The cello belonged to a businessman in Sapporo who'd bought the instrument as an investment, and because he thought it looked a pretty colour. Mr Kawamitsu knew him. He'd persuaded the man that the Stradivari should be used rather than stored. Mr Kawamitsu always meant that Hisako should have the chance to play it, and perhaps own it one day. Bringing it to her now was all he could think of that might help. It did, but she told Mr Kawamitsu to take it back to Sapporo with him. When she could afford to, she'd buy it.
He went. Her mother stayed; she left. Her mother slept in the same room with her for the first two weeks after she moved back to Tokyo, back into the same flat with the other two girls (she couldn't believe it, they wanted her to be there. She wondered if maybe they were crazy too). Then her mother went back to Hokkaido, and she went to see the orchestra manager.
She could stay; as a guest soloist. She wouldn't be expected to tour abroad, she couldn't expect to be a fully paid-up member of the orchestra — no more subsidised stays in exclusive mental hospitals from now on — but she could play; play with the orchestra when it was in its Tokyo base, or anywhere else in Japan. It was more than she'd hoped for, much more than she deserved. She accepted, wondering as she did so what the down side would be; how life would get back at her for such apparent clemency.
She stayed and played. She found herself in another quartet, even more in demand than the first, and she was asked to do recordings. She was introduced to a man called Mr Moriya, who was professionally appalled to discover how much she was being paid, especially for recordings, and helped her make more.
Life went on; she visited, or was visited by, her mother; she took the occasional lover, in or out of the orchestra watched her savings mount up, and wondered what she was really doing with her life, and why. Her hands hardly ever ached, and even if she did wake up sometimes, in the early morning, with her hands crumpled and cramped and compressed into tearfully painful fists, nails digging into her palms, or caught between her arms and her chest, stuffed into her armpits, while she dreamed of fingers crushed in car doors (great too-thick car doors, with lots of handles and levers and patches of obscurely important writing on them) and even if she did wake panting and sweating now and again, it was still nothing; normal and fair and better than she deserved.
Came a day when she could afford the down payment on the fabulous Strad. She travelled to Sapporo to meet it and Mr Kawamitsu, and Mr Kubota, the owner. There; it was in her hands.
It was like meeting a husband picked out by your parents, yet who you'd already — secretly — known and loved.
She took the cello away to a ryokan just outside Wajima for two weeks.

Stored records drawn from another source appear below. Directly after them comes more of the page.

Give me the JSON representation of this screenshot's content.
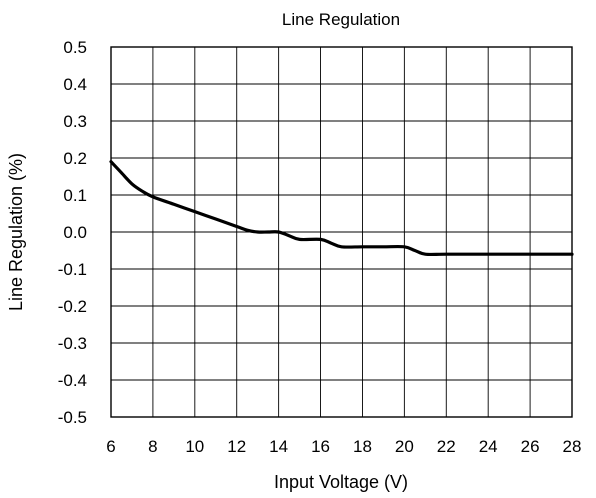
{
  "chart_data": {
    "type": "line",
    "title": "Line Regulation",
    "xlabel": "Input Voltage (V)",
    "ylabel": "Line Regulation (%)",
    "xlim": [
      6,
      28
    ],
    "ylim": [
      -0.5,
      0.5
    ],
    "x_ticks": [
      6,
      8,
      10,
      12,
      14,
      16,
      18,
      20,
      22,
      24,
      26,
      28
    ],
    "y_ticks": [
      0.5,
      0.4,
      0.3,
      0.2,
      0.1,
      0.0,
      -0.1,
      -0.2,
      -0.3,
      -0.4,
      -0.5
    ],
    "x_tick_labels": [
      "6",
      "8",
      "10",
      "12",
      "14",
      "16",
      "18",
      "20",
      "22",
      "24",
      "26",
      "28"
    ],
    "y_tick_labels": [
      "0.5",
      "0.4",
      "0.3",
      "0.2",
      "0.1",
      "0.0",
      "-0.1",
      "-0.2",
      "-0.3",
      "-0.4",
      "-0.5"
    ],
    "grid": true,
    "legend": "none",
    "series": [
      {
        "color": "#000000",
        "x": [
          6,
          6.5,
          7,
          7.5,
          8,
          9,
          10,
          11,
          12,
          12.5,
          13,
          13.5,
          14,
          14.5,
          15,
          16,
          16.5,
          17,
          18,
          19,
          20,
          20.5,
          21,
          22,
          24,
          26,
          28
        ],
        "y": [
          0.19,
          0.16,
          0.13,
          0.11,
          0.095,
          0.075,
          0.055,
          0.035,
          0.015,
          0.005,
          0.0,
          0.0,
          0.0,
          -0.01,
          -0.02,
          -0.02,
          -0.03,
          -0.04,
          -0.04,
          -0.04,
          -0.04,
          -0.05,
          -0.06,
          -0.06,
          -0.06,
          -0.06,
          -0.06
        ]
      }
    ]
  }
}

She had a double room in an outhouse across the courtyard from the main inn. She played there. It was a sort of honeymoon.

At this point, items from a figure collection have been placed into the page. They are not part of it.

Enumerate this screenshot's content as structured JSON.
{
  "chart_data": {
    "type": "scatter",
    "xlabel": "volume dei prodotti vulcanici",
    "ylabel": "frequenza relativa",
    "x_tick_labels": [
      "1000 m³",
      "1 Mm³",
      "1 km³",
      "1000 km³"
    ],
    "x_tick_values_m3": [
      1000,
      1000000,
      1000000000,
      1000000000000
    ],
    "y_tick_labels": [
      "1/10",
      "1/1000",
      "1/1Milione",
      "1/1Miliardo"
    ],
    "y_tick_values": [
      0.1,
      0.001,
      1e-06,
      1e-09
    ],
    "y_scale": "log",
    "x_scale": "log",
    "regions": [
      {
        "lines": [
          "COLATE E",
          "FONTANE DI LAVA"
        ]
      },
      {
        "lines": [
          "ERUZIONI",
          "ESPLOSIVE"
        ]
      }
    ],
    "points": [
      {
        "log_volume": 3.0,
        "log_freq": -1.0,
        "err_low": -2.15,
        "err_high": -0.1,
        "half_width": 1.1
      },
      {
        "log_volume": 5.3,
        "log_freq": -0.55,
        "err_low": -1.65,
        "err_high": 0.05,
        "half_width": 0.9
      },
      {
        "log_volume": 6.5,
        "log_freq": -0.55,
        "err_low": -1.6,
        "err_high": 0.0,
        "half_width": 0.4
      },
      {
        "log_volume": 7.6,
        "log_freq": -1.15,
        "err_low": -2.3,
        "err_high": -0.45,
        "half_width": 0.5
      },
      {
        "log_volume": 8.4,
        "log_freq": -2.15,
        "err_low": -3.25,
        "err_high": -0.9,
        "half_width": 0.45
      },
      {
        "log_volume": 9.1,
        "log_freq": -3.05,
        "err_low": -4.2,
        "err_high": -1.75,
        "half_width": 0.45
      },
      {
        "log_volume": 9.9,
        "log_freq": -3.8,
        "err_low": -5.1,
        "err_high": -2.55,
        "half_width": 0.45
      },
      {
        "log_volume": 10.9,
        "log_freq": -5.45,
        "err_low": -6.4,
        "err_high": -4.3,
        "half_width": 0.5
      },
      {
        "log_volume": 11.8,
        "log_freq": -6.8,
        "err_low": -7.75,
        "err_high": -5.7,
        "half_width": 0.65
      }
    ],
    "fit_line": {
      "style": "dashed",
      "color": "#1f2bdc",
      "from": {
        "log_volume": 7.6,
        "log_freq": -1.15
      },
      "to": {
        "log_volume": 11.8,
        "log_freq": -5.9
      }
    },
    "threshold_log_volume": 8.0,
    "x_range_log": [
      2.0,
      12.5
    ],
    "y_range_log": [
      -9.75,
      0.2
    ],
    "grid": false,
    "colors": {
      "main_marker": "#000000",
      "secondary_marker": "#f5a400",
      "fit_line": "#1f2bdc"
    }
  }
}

The cello was ancient, made sometime between 1729 and 1734. It had belonged to a San Marinan composer at the Hapsburg court, had narrowly escaped being used as firewood by Napoleon's army as it swept through Piedmont in 1796, travelled to America with an Italian virtuoso to celebrate fifty years of American independence, had its spike shot off in the Boxer Rebellion in Beijing, survived an entire string quartet during the Second World War because it was put on the wrong DC3, flying to Algiers, not Cairo (the Dakota flying to Cairo with the string quartet crashed below sea level, in the Qattara Depression, while the puzzled pilot tried to work out what had gone wrong with his altimeter), and spent thirty years in a bank vault in Venice before being sold at auction by Sotheby's of London, to Mr Kubota.